I'd like to start this post with a special dedication to someone who I know will probably be one of the first to read it.

Nan, I didn't forget your birthday, I SWEAR I didn't! I was just really busy and by the time I got a chance to email you, it was 1 am over there, so I am very sorry and I hope your birthday was great and enjoy being.. well I'm not gonna say how old you are, but I hope you enjoy your new age :)

I was also asked to give the Sullivan's a quick shout out, cause I wasabi got them all briefly on Skype. So here you are jane, a special mention haha. You should feel very lucky to be on such an elite and well known blog at this, I mean I have like over 600 visitors haha. Anyway it was good seeing all your faces, especially Emma's, 'cause she's adorable

Okay now vietnam related things. Well Hue took Gaby and I out to dinner, and we were gonna order snails but we didn't end up doing that. We had some delicious rice paper rolls, and a hot pot... With yummy chucks of fish head. That's one of the weirder things I've eaten while here , others include fresh squid,duck liver and the other day for breakfast I had these famous noodles with chunks of solidified cows blood... yum.

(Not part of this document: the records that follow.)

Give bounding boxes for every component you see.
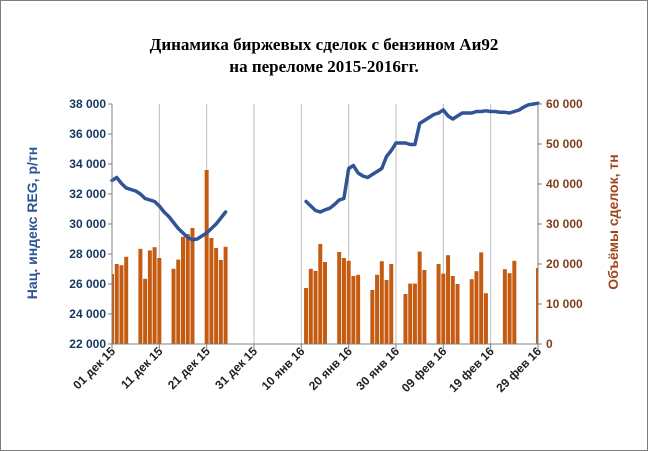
volume-bar bbox=[370, 290, 375, 344]
left-axis-ticks: 22 000 24 000 26 000 28 000 30 000 32 000 34 0… bbox=[69, 97, 112, 351]
volume-bar bbox=[441, 273, 446, 344]
volume-bar bbox=[114, 264, 119, 344]
x-tick-label: 30 янв 16 bbox=[353, 344, 402, 393]
left-tick-label: 38 000 bbox=[69, 97, 106, 111]
volume-bar bbox=[147, 250, 152, 344]
right-axis-ticks: 0 10 000 20 000 30 000 40 000 50 000 60 000 bbox=[538, 97, 583, 351]
chart-title: Динамика биржевых сделок с бензином Аи92… bbox=[0, 34, 648, 78]
chart-title-line1: Динамика биржевых сделок с бензином Аи92 bbox=[149, 35, 499, 54]
volume-bar bbox=[323, 262, 327, 344]
left-tick-label: 32 000 bbox=[69, 187, 106, 201]
volume-bar bbox=[223, 246, 228, 344]
volume-bar bbox=[389, 264, 394, 344]
volume-bar bbox=[157, 258, 162, 344]
right-tick-label: 20 000 bbox=[546, 257, 583, 271]
volume-bar bbox=[379, 261, 384, 344]
x-tick-label: 31 дек 15 bbox=[212, 344, 260, 392]
x-tick-label: 11 дек 15 bbox=[118, 344, 166, 392]
volume-bar bbox=[384, 280, 389, 344]
volume-bar bbox=[176, 259, 181, 344]
volume-bar bbox=[337, 252, 342, 344]
left-tick-label: 30 000 bbox=[69, 217, 106, 231]
x-tick-label: 01 дек 15 bbox=[70, 344, 118, 392]
volume-bar bbox=[190, 228, 195, 344]
left-tick-label: 24 000 bbox=[69, 307, 106, 321]
volume-bar bbox=[318, 244, 323, 344]
right-tick-label: 60 000 bbox=[546, 97, 583, 111]
volume-bar bbox=[483, 293, 488, 344]
volume-bar bbox=[351, 276, 356, 344]
volume-bar bbox=[313, 270, 318, 344]
volume-bar bbox=[479, 252, 484, 344]
index-line-group bbox=[110, 101, 540, 242]
x-tick-label: 29 фев 16 bbox=[493, 344, 544, 395]
volume-bar bbox=[181, 236, 185, 344]
right-tick-label: 10 000 bbox=[546, 297, 583, 311]
volume-bar bbox=[536, 268, 538, 344]
volume-bar bbox=[455, 284, 460, 344]
y-axis-label-left: Нац. индекс REG, р/тн bbox=[24, 147, 40, 299]
volume-bar bbox=[138, 248, 143, 344]
volume-bar bbox=[412, 283, 417, 344]
volume-bar bbox=[408, 283, 413, 344]
left-tick-label: 28 000 bbox=[69, 247, 106, 261]
left-tick-label: 26 000 bbox=[69, 277, 106, 291]
volume-bar bbox=[375, 274, 380, 344]
volume-bar bbox=[356, 274, 361, 344]
volume-bar bbox=[474, 271, 479, 344]
x-tick-label: 21 дек 15 bbox=[165, 344, 213, 392]
volume-bar bbox=[152, 247, 157, 344]
left-tick-label: 36 000 bbox=[69, 127, 106, 141]
x-tick-label: 10 янв 16 bbox=[259, 344, 308, 393]
volume-bar bbox=[308, 268, 313, 344]
volume-bar bbox=[507, 273, 512, 344]
right-tick-label: 30 000 bbox=[546, 217, 583, 231]
volume-bar bbox=[450, 276, 455, 344]
x-tick-label: 20 янв 16 bbox=[306, 344, 355, 393]
volume-bar bbox=[185, 234, 190, 344]
volume-bar bbox=[209, 238, 214, 344]
volume-bar bbox=[204, 170, 209, 344]
volume-bar bbox=[512, 260, 517, 344]
x-tick-label: 09 фев 16 bbox=[399, 344, 450, 395]
volume-bar bbox=[469, 279, 474, 344]
right-tick-label: 50 000 bbox=[546, 137, 583, 151]
left-tick-label: 22 000 bbox=[69, 337, 106, 351]
volume-bar bbox=[403, 294, 408, 344]
volume-bar bbox=[119, 265, 124, 344]
chart-title-line2: на переломе 2015-2016гг. bbox=[229, 57, 419, 76]
index-line-segment-0 bbox=[110, 175, 228, 242]
right-tick-label: 40 000 bbox=[546, 177, 583, 191]
volume-bar bbox=[171, 268, 176, 344]
volume-bar bbox=[446, 255, 451, 344]
volume-bar bbox=[422, 270, 427, 344]
volume-bar bbox=[502, 269, 507, 344]
left-tick-label: 34 000 bbox=[69, 157, 106, 171]
index-line-segment-1 bbox=[304, 101, 540, 214]
volume-bar bbox=[112, 274, 114, 344]
volume-bar bbox=[143, 278, 148, 344]
y-axis-label-right: Объёмы сделок, тн bbox=[605, 154, 621, 289]
volume-bar bbox=[218, 260, 223, 344]
right-tick-label: 0 bbox=[546, 337, 553, 351]
volume-bars bbox=[112, 170, 538, 344]
volume-bar bbox=[214, 248, 219, 344]
volume-bar bbox=[346, 260, 351, 344]
volume-bar bbox=[304, 288, 309, 344]
volume-bar bbox=[417, 251, 422, 344]
volume-bar bbox=[436, 264, 441, 344]
x-tick-label: 19 фев 16 bbox=[446, 344, 497, 395]
volume-bar bbox=[341, 258, 346, 344]
volume-bar bbox=[124, 256, 129, 344]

Other than that it's all things I've noticed here is that when you eat with friends you do 'cheers' a lot. Not when it's just us and the small family, but going out to dinner on Friday, gaby and I counted that my host dad and all his friends that we went with clinked glasses 17 times over the course of the meal. I asked hue, and she said its to wish luck and happiness and good fortune. I guess they think the more you do it the higher your chances of luck? Every sip of beer would require a cheers and it was almost funny for Gab and I to watch.

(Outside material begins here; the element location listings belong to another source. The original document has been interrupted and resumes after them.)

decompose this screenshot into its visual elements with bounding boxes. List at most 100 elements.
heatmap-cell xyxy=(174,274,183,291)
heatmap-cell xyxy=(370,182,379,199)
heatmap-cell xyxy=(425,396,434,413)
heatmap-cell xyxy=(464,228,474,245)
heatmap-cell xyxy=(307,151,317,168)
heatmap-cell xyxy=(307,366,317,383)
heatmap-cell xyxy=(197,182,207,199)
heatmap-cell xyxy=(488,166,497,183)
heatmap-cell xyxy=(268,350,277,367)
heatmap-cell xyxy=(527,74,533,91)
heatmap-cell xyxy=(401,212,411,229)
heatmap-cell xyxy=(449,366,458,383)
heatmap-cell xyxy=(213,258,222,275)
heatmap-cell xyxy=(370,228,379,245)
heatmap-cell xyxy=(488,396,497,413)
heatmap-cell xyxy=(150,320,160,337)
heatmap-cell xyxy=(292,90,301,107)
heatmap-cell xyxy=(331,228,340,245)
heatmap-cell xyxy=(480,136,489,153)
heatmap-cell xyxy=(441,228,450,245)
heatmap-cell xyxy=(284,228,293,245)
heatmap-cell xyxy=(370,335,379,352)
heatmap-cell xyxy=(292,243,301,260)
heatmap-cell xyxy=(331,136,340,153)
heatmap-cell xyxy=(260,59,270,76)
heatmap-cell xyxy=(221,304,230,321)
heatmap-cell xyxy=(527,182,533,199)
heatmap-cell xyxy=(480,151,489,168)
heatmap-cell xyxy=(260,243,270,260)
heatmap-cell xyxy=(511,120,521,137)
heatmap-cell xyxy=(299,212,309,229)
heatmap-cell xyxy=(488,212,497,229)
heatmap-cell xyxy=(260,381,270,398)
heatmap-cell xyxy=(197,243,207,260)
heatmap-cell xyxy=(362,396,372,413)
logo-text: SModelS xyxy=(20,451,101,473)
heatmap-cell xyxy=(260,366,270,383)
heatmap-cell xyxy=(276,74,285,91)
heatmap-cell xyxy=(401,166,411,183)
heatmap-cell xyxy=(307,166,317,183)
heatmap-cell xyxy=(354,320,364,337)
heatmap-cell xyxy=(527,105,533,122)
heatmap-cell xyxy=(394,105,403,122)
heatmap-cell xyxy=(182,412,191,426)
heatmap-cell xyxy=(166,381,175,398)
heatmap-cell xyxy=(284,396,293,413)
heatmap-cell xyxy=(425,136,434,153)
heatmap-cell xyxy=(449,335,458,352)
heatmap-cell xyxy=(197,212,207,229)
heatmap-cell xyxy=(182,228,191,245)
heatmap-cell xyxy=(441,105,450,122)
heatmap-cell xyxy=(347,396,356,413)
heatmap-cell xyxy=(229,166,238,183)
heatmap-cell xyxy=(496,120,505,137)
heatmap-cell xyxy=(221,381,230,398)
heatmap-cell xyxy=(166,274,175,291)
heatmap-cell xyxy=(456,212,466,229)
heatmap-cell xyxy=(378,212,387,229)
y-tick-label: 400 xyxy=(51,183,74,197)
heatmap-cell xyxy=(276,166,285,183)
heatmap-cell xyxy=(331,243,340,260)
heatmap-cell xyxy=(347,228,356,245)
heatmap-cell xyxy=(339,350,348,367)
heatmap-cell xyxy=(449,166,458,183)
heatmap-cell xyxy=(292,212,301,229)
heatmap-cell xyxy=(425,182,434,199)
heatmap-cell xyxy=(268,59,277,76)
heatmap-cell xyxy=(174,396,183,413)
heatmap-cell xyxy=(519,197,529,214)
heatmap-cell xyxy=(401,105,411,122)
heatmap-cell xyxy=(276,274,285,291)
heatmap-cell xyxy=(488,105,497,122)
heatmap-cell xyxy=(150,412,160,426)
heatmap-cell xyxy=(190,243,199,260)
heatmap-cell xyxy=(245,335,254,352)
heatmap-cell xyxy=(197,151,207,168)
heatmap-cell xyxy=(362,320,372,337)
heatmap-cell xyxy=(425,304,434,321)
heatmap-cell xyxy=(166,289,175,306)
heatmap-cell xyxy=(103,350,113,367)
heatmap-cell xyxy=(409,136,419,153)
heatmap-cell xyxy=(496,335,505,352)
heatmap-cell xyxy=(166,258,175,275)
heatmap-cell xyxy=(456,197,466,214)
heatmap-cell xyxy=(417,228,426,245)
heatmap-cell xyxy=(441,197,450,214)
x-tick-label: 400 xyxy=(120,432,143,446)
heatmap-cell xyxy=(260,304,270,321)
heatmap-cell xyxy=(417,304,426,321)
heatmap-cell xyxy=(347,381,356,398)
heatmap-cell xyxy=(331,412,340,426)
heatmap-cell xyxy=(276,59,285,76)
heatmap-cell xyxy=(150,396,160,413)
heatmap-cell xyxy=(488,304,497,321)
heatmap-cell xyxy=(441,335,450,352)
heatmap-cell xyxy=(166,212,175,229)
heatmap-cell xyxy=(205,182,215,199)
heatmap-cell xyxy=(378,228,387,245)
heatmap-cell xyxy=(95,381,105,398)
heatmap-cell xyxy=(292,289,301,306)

Another big difference is the attitude to alcohol here. While at home, being 16 I'm not allowed to drink and while many 16 year olds do, it's not legal and uts normally not done around adults. Whereas here, I've been offered beer at home regularly, so has Angela. Spirits are just sold on the shelves in supermarkets, next to Hello Panda cookies and juice. A large bottle of vodka here is about $8. I don't have a lot of experience buying grog, but I think that's pretty. Heap, mind you everything's cheap here. But there's no drinking culture like in Australia. There's little drunkenness and binge drinking isn't really an issue. I think being exposed to alcohol their whole life being able to go out and drink doesn't have the same appeal as in Aus. The drinking culture here is that of drinking lots in a short amount of time, then not again. For example, my host dad will often drink 2 beers over dinner, but then stop, and that's all he'll drink. The teacher looking after us at VAS, mr Marshall told us that some teachers will often down a few beers at lunch, then stop. In aus, we might drink 6 beers, but over the course of the whole afternoon, so it's a bit different here.

I know I've talked about taxis before, but just to stress how cheap they are, the average rate is 11000 vnd per km. so about 50 cents. Pretty good rate. I still get the urge to reach for a seat belt every time I get in a taxi, but awks for me cause they don't have any...

Saturday we went to the temple of literature, which was very very beautiful. We also went shopping and went to the night markets again. I have like, 5 teenage boys I need to buy gifts for, and I have no idea what to get them, so if anyone has any suggestions, they would be MORE than welcome. Yesterday, I went to the movies here. I saw Real Steel, which actually wasn't that bad. It was in English with Vietnamese subtitles so, good for me at least.

Oh, and the other day I got up at 6 am and went to school. "so?" I hear you ask. "thats no big deal."

Well it was a Saturday. Why would anyone make students go to school on a Saturday, I do not know. It's a wacky system, with only one day off, where at least half the students do tutoring anyway.

So that's my complaining done, and now I shall leave on a funny note. This was last week, and while I don't think she reads my blog, Gab, if you see this, I apologies for making it public, but I think the world needs to know. In year 11 English,we were playing this game where we were given a letter and had to come up with things forgot retain categories. The categories were things like, 'a boys name in English' and 'a city' and 'a fruit or vegetable'. Well we were given the letter 'e' and when gaby's group was asked if they got one for fruit or veg, she proudly yelled out 'EGG!'. At first the class (including Angela and I) wasn't sure if she was joking. But she wasn't. She then tried to convince the whole class that egg is a vegetable. So since then, the amount of "hey look, there's an egg! Let's go plant it so an egg tree will grow!" and "if you have egg tonight, try and save the seeds so I can plant my own egg tree" and of course "hey look a veggie patch. I wonder if there's any eggs growing under the soil there?". So basically, we've been giving her hell.
Gaby, it doesn't mean we don't love you. It just means you're unintentionally one of the funniest people I've ever met. Love ya.